Удары его тяжелых ботинок по ребрам выбивают из меня весь дух, и я почти слышу, как трещат мои кости. Он пинает меня с таким смаком, с такой яростью, будто я нанес ему личную обиду. Я скулю, инстинктивно пытаюсь увернуться от его вездесущих ботинок, параллельно ощущая, что начинаю давится собственной кровью, которой вдруг сделалось очень много.
Когда амбал отступает, рядом со мной на корточки садится Демчук и, грубо схватив меня за волосы, приподнимает мою голову так, чтобы я смотрел прямо на него:
- Ну что, щенок, не передумал? - мрачно интересуется он. - Не вспомнил, куда дурь спрятал?
Я не произношу ни слова и лишь с ненавистью гляжу ему в глаза.

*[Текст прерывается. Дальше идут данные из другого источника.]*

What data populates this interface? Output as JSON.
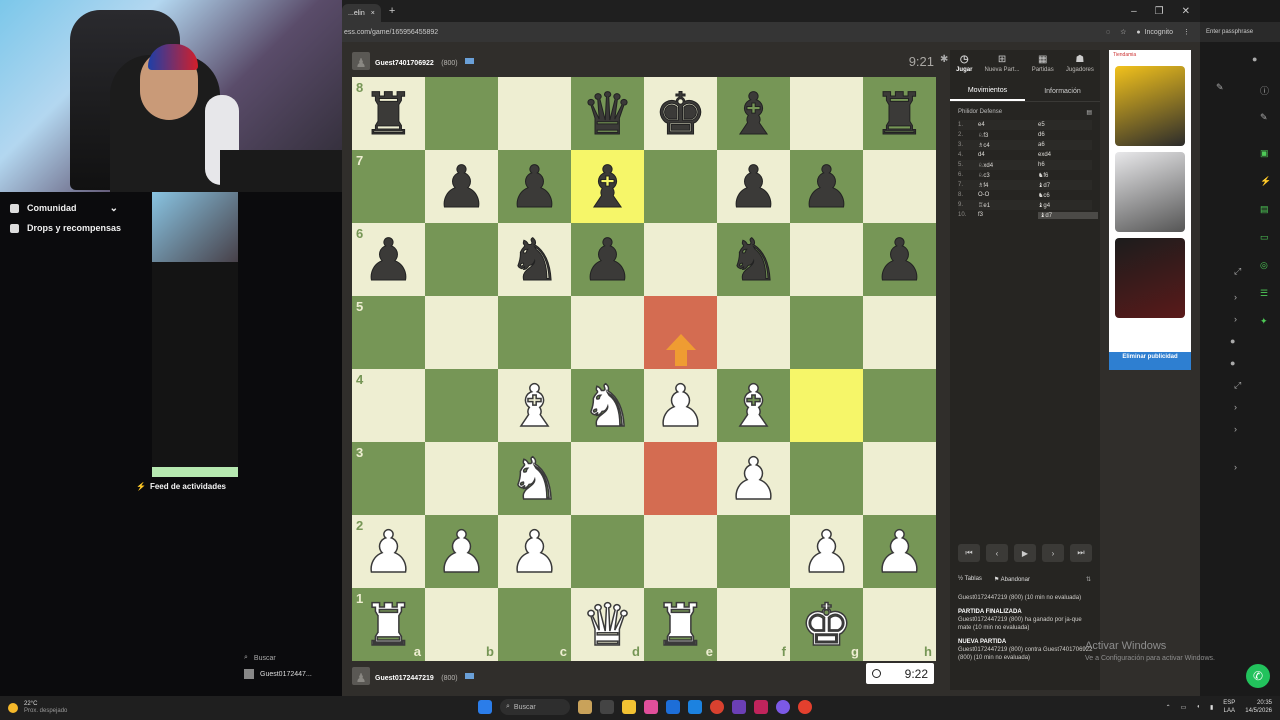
{
  "sidebar": {
    "items": [
      {
        "label": "Comunidad",
        "icon": "people-icon",
        "chevron": "⌄"
      },
      {
        "label": "Drops y recompensas",
        "icon": "gift-icon"
      }
    ],
    "feed_label": "Feed de actividades",
    "search_label": "Buscar",
    "search_user": "Guest0172447..."
  },
  "browser": {
    "tab_title": "...elin",
    "tab_close": "×",
    "new_tab": "+",
    "url": "ess.com/game/165956455892",
    "incognito": "Incognito",
    "window_controls": [
      "–",
      "❐",
      "✕"
    ],
    "passphrase": "Enter passphrase"
  },
  "players": {
    "top": {
      "name": "Guest7401706922",
      "rating": "(800)",
      "clock": "9:21"
    },
    "bottom": {
      "name": "Guest0172447219",
      "rating": "(800)",
      "clock": "9:22"
    }
  },
  "board": {
    "ranks": [
      "8",
      "7",
      "6",
      "5",
      "4",
      "3",
      "2",
      "1"
    ],
    "files": [
      "a",
      "b",
      "c",
      "d",
      "e",
      "f",
      "g",
      "h"
    ],
    "rows": [
      [
        "r",
        "",
        "",
        "q",
        "k",
        "b",
        "",
        "r"
      ],
      [
        "",
        "p",
        "p",
        "b",
        "",
        "p",
        "p",
        ""
      ],
      [
        "p",
        "",
        "n",
        "p",
        "",
        "n",
        "",
        "p"
      ],
      [
        "",
        "",
        "",
        "",
        "",
        "",
        "",
        ""
      ],
      [
        "",
        "",
        "B",
        "N",
        "P",
        "B",
        "",
        ""
      ],
      [
        "",
        "",
        "N",
        "",
        "",
        "P",
        "",
        ""
      ],
      [
        "P",
        "P",
        "P",
        "",
        "",
        "",
        "P",
        "P"
      ],
      [
        "R",
        "",
        "",
        "Q",
        "R",
        "",
        "K",
        ""
      ]
    ],
    "highlight_yellow": [
      "d7",
      "g4"
    ],
    "highlight_red": [
      "e5",
      "e3"
    ],
    "arrow_square": "e5"
  },
  "panel": {
    "tabs": [
      {
        "label": "Jugar",
        "icon": "clock-icon",
        "glyph": "◷"
      },
      {
        "label": "Nueva Part...",
        "icon": "plus-icon",
        "glyph": "⊞"
      },
      {
        "label": "Partidas",
        "icon": "grid-icon",
        "glyph": "▦"
      },
      {
        "label": "Jugadores",
        "icon": "players-icon",
        "glyph": "☗"
      }
    ],
    "subtabs": [
      "Movimientos",
      "Información"
    ],
    "opening": "Philidor Defense",
    "moves": [
      {
        "n": "1.",
        "w": "e4",
        "b": "e5"
      },
      {
        "n": "2.",
        "w": "♘f3",
        "b": "d6"
      },
      {
        "n": "3.",
        "w": "♗c4",
        "b": "a6"
      },
      {
        "n": "4.",
        "w": "d4",
        "b": "exd4"
      },
      {
        "n": "5.",
        "w": "♘xd4",
        "b": "h6"
      },
      {
        "n": "6.",
        "w": "♘c3",
        "b": "♞f6"
      },
      {
        "n": "7.",
        "w": "♗f4",
        "b": "♝d7"
      },
      {
        "n": "8.",
        "w": "O-O",
        "b": "♞c6"
      },
      {
        "n": "9.",
        "w": "♖e1",
        "b": "♝g4"
      },
      {
        "n": "10.",
        "w": "f3",
        "b": "♝d7"
      }
    ],
    "nav_buttons": [
      "⏮",
      "‹",
      "▶",
      "›",
      "⏭"
    ],
    "actions": {
      "draw": "Tablas",
      "resign": "Abandonar",
      "flip": "⇅"
    },
    "chat": [
      {
        "type": "line",
        "text": "Guest0172447219 (800) (10 min no evaluada)"
      },
      {
        "type": "head",
        "text": "PARTIDA FINALIZADA"
      },
      {
        "type": "line",
        "text": "Guest0172447219 (800) ha ganado por ja-que mate (10 min no evaluada)"
      },
      {
        "type": "head",
        "text": "NUEVA PARTIDA"
      },
      {
        "type": "line",
        "text": "Guest0172447219 (800) contra Guest7401706922 (800) (10 min no evaluada)"
      }
    ]
  },
  "ad": {
    "tag": "Tiendamia",
    "remove_label": "Eliminar publicidad"
  },
  "system": {
    "activate_title": "Activar Windows",
    "activate_sub": "Ve a Configuración para activar Windows.",
    "weather_temp": "22°C",
    "weather_desc": "Prox. despejado",
    "taskbar_search": "Buscar",
    "lang": "ESP",
    "lang2": "LAA",
    "time": "20:35",
    "date": "14/5/2026"
  }
}
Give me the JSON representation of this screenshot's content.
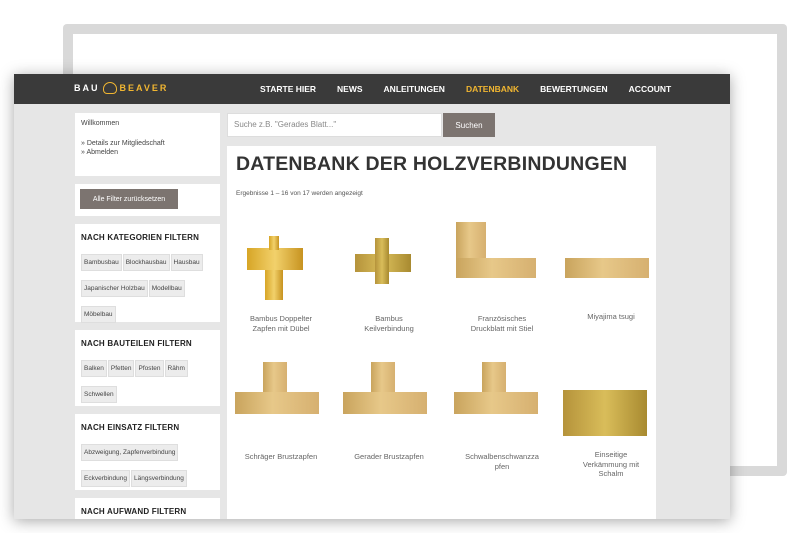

Поняв, что ничего от меня не добьется, Демчук брезгливо выпускает мои волосы, грубо ударяет меня лицом об ламинат и вновь подает знак амбалу.
Меня пинают, оскорбляют, унижают, даже грозятся отрезать член, но до этого, к счастью, не доходит. Я харкаю кровью, кашляю, глухо матерюсь и считаю гребанные секунды в надежде на то, что мое сознание вот-вот отключится.
Не знаю, сколько длится вся эта вакханалия и откуда во мне берутся силы на молчание. Раньше я всегда считал, что при определенном уровне физического воздействия разговорить можно любого. Но на деле оказывается, что порой страх может быть сильнее боли.